Little did the theater director David Herskovitz know, when he caught The Jewish Museum’s 2008 exhibit on Marc Chagall and the Russian Jewish Theater, that he would end up spending the next stage of his career staging forgotten Yiddish works. Herskovitz’s theater company, Target Margin, is discovering that rescuing Yiddish plays from oblivion can transform audiences’ expectations.

The first stage of Target Margin’s new two-year project, called “Beyond the Pale,” wraps up this weekend at the Brick Theater in Brooklyn with a double bill of Samuel Daixel’s “After Midnight” and David Pinski’s “Cripples,” along with late-night performances of Avraham Goldfaden’s operetta, “Shulamis, or The Well and the Pussycat” ($15, www.targetmargin.org)

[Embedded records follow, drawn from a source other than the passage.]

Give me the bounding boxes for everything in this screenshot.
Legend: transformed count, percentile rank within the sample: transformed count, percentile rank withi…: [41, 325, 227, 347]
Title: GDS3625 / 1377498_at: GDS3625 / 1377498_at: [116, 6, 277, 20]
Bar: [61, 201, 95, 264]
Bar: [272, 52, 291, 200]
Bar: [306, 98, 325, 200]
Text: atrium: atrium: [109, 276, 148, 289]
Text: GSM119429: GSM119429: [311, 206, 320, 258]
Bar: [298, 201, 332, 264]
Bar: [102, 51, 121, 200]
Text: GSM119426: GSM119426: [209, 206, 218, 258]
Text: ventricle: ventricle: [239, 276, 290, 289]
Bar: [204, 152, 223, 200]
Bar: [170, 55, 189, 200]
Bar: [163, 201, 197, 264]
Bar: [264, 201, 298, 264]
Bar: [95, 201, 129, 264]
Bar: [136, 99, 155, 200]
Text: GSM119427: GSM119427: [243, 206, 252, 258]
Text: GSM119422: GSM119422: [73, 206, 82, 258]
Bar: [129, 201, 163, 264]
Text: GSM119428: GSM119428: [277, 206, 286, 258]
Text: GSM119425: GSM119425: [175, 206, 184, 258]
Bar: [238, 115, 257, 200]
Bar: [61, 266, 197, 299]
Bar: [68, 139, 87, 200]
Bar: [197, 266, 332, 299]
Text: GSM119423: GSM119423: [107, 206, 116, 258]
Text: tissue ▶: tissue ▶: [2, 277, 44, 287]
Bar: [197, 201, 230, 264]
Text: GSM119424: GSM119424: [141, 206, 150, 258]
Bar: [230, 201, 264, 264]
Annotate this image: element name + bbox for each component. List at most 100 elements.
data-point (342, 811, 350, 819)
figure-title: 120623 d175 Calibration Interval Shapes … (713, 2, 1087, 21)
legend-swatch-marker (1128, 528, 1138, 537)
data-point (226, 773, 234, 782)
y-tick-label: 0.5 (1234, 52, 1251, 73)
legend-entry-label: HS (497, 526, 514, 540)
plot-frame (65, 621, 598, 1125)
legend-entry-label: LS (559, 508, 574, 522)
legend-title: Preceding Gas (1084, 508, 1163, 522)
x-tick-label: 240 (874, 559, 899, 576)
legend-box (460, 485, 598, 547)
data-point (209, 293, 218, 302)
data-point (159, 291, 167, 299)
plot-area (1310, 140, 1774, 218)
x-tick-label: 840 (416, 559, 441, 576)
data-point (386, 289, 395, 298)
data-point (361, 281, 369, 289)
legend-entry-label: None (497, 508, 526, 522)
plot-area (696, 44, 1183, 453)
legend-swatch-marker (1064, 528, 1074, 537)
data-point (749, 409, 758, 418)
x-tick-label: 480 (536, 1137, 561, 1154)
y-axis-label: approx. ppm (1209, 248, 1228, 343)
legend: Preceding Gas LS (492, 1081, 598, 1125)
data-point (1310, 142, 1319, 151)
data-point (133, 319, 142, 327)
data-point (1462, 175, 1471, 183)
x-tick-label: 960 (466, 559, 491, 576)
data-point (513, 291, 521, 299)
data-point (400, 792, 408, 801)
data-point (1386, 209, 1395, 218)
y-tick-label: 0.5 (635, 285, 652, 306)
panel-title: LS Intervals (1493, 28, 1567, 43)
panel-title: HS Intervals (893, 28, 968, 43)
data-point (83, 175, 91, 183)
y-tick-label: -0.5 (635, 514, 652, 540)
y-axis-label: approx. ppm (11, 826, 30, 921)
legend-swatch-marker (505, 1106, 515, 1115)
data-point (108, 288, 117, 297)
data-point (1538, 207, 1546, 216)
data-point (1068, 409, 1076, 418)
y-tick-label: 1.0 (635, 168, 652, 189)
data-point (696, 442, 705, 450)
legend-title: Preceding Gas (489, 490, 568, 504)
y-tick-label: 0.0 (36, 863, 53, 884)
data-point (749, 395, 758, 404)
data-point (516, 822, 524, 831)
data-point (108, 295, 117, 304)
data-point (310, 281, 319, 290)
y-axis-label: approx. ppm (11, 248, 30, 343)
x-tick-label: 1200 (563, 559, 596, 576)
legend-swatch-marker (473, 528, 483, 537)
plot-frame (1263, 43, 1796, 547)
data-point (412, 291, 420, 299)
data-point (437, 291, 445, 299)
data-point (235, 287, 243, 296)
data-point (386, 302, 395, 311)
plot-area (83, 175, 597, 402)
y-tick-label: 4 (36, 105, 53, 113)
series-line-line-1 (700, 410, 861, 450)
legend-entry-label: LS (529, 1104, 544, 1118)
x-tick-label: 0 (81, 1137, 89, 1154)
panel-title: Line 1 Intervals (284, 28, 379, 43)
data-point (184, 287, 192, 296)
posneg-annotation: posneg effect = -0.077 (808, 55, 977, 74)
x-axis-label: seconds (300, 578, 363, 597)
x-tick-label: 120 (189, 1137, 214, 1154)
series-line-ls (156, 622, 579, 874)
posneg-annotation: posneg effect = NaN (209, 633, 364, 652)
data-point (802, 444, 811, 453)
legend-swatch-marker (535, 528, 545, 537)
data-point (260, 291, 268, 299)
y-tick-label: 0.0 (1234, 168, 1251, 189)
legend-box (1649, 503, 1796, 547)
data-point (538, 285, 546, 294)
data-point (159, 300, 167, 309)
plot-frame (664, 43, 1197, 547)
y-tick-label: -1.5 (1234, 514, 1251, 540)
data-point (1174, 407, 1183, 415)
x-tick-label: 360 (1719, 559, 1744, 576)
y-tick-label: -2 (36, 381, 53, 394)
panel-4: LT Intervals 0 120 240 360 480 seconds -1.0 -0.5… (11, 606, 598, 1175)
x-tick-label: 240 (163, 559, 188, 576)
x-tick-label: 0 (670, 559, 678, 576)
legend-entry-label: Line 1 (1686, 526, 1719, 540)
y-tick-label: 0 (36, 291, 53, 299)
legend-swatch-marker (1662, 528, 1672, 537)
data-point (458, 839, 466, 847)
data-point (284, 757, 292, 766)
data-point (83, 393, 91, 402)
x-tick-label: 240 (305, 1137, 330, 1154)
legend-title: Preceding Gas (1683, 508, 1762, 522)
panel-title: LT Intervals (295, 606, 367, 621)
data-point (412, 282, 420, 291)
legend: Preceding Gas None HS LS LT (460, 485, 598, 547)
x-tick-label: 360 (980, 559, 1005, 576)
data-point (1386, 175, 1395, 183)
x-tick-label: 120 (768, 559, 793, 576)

These productions follow on the heels of experimental stagings of Jacob Gordin’s “God, Man and Devil,” and Alter Kacyzne’s “Dukus,” about a Catholic Duke’s conversion to Judaism and subsequent martyrdom. The project will continue next spring with Peretz Hirschbein’s sexy, supernatural drama, “The Haunted Inn,” and then start up again next fall with another set of plays.

In finding forgotten plays and having them adapted, Herskovitz has leaned on the talents of well-known Yiddish theater scholars like Nahma Sandrow, Jeremy Dauber and Joel Berkowitz. He has involved more than 80 theater artists from diverse backgrounds in the festival, and has given them great latitude in reinterpreting the plays for a contemporary audience. Last week’s production of “Dukus,” for example, incorporated a Christmas tree, carols and selections from Tchaikovsky’s “Nutcracker” ballet.

Herskovitz, whose father was a Holocaust survivor, told The Jewish Week that he was astounded by the range and depth of the Yiddish plays that are reposing in archives. “There’s a whole library of Yiddish plays from different periods and in different styles,” he said. “We want to re-deliver this culture to Jews who don’t know about it, but also to make theaters all over become aware of these works as serious possibilities for production today.”

Yiddish drama is trendy nowadays in New York, with local companies either translating Yiddish plays into English or presenting classic English-language plays in Yiddish translation; Ellen Perecman’s New Worlds Theatre Project recently produced “Welcome to America” (based on H. Leivick’s “Schmates”) and David Mandelbaum’s New Yiddish Rep is planning a Yiddish translation of Beckett’s “Waiting for Godot.” Even the venerable Folksbiene is increasingly presenting works in English, like this season’s revival of “The Golden Land.” But few companies are taking as radical an approach as Target Margin.

“We’re experimental, bold, unafraid to take risks,” said Herskovitz. “These plays are not China dolls or museum artifacts that have to be handled with kid gloves. We want to get down and dirty. We want to stage muscular productions that are very contemporary. We want the culture at large to get it.”